First, it is clear that Δ_rG° = 0, since this is what you get from the difference in Δ_fG° of the products and reactants and from the standard potential (since E° = 0). So the question is then why does the other equation give Δ_rG° ≠ 0? It turns out that there is an entropy of hydration for an electron, and it cancels out the entropy of formation of H₂(g), such that Δ_rS° = 0.

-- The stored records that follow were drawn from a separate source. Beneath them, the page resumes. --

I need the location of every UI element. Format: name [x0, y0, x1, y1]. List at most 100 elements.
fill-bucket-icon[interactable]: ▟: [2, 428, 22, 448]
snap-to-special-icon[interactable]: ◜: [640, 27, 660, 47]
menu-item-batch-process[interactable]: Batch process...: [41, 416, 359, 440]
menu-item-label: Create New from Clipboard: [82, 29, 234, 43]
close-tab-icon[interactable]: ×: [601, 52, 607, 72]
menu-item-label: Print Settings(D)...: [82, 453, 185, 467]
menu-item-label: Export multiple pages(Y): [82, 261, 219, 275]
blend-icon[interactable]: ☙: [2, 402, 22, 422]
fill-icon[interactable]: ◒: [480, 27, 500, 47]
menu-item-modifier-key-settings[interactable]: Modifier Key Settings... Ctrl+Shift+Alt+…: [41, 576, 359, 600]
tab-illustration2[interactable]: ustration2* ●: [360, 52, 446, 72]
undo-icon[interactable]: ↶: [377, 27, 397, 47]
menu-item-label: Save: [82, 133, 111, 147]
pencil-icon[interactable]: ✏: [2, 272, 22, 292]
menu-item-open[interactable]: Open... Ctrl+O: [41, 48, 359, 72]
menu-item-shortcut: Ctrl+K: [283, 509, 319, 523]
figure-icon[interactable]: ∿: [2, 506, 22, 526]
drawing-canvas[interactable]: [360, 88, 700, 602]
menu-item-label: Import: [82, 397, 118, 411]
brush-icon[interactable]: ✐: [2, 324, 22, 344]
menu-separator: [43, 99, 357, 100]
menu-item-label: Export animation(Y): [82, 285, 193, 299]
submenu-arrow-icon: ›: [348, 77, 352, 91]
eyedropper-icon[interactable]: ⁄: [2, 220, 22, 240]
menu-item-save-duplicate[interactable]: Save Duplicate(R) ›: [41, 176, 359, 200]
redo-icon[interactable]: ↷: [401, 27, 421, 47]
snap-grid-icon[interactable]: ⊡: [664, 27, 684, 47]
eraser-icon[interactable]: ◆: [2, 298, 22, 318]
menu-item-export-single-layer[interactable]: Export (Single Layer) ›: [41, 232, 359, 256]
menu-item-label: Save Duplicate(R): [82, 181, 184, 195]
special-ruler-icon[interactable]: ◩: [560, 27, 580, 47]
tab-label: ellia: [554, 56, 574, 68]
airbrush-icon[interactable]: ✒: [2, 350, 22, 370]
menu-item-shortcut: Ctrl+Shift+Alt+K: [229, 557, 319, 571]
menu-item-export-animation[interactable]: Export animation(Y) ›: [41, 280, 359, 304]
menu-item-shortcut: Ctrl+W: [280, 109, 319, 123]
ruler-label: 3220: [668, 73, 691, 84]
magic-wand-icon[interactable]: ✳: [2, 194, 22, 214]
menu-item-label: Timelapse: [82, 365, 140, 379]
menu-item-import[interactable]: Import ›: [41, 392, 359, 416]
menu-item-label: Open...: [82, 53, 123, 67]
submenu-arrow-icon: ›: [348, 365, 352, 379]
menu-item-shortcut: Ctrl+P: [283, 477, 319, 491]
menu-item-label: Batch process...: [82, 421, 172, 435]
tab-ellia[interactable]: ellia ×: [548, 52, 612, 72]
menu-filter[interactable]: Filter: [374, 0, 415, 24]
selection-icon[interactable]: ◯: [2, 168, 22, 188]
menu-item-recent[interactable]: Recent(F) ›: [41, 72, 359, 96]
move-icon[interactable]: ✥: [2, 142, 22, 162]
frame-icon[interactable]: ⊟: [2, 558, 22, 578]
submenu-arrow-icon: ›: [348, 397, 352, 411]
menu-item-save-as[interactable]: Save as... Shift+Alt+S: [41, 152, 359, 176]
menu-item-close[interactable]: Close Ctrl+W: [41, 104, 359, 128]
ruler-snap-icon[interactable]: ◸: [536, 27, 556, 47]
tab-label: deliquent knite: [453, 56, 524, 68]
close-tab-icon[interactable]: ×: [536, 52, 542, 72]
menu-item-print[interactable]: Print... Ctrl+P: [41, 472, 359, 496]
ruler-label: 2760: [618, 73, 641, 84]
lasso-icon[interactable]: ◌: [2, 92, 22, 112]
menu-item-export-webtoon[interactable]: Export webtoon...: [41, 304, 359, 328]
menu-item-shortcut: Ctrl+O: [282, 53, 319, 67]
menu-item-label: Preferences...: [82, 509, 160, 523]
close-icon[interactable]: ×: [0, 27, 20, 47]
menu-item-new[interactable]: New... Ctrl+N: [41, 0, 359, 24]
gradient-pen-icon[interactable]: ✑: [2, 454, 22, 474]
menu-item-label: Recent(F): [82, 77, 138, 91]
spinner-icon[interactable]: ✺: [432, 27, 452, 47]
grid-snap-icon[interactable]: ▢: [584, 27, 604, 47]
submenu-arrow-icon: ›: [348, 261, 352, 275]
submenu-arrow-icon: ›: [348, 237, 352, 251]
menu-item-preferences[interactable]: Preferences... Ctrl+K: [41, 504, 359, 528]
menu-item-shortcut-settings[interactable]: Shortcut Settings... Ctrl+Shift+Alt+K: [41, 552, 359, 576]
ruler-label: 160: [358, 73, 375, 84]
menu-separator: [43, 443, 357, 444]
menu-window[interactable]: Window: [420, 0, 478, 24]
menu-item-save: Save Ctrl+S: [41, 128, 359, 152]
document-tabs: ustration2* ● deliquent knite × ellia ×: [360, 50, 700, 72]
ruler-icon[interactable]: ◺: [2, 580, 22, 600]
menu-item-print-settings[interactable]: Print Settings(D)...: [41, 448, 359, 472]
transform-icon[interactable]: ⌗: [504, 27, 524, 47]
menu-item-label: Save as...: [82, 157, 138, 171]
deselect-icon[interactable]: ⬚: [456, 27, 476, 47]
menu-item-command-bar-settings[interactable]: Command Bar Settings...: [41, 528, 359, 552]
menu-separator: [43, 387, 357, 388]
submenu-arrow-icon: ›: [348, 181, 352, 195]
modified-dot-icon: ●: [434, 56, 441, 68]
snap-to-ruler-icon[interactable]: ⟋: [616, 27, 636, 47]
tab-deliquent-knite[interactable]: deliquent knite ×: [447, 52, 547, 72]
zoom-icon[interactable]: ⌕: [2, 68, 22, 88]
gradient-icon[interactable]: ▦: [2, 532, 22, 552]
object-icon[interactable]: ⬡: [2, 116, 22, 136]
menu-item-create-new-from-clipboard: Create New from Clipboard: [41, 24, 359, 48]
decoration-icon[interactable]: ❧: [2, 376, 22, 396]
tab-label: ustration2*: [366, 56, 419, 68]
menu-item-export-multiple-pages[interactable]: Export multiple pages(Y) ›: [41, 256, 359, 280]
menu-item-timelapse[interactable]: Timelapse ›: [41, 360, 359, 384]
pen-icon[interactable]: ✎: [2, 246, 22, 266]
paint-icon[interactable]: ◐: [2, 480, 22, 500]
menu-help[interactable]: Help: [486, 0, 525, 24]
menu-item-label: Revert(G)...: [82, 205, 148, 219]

Reference: H. A. Schwarz, Enthalpy and entropy of formation of the hydrated electron, J. Phys. Chem. 95, 6697 (1991).

 

[DrDu]

The explanation of DrClaude sounds convincing. Nevertheless I would try to avoid working with Delta G's for half reactions at all costs. I don't see why you need it. It is rather trivial to calculate the half potential you are want from the half potentials you are given.
Namely taking the three equations
1) Cu2+ + e- => Cu+
2) Cu2+ + 2e- => Cu
3) Cu+ + e- => Cu
You can write symbollically 1=2-3 and literally for the free energies
$\Delta G(1)=\Delta G(2) - \Delta G(3)$.
Now use $\Delta G=nFE^0$ to get
$E^0(1)=2E^0(2)-E^0(1)$.

PS: Atkins is probably the lousiest book on physical chemistry on hte market. Get a better one.

 

[sebastiank007]

Thanks for your answers. It makes much more sense to me now.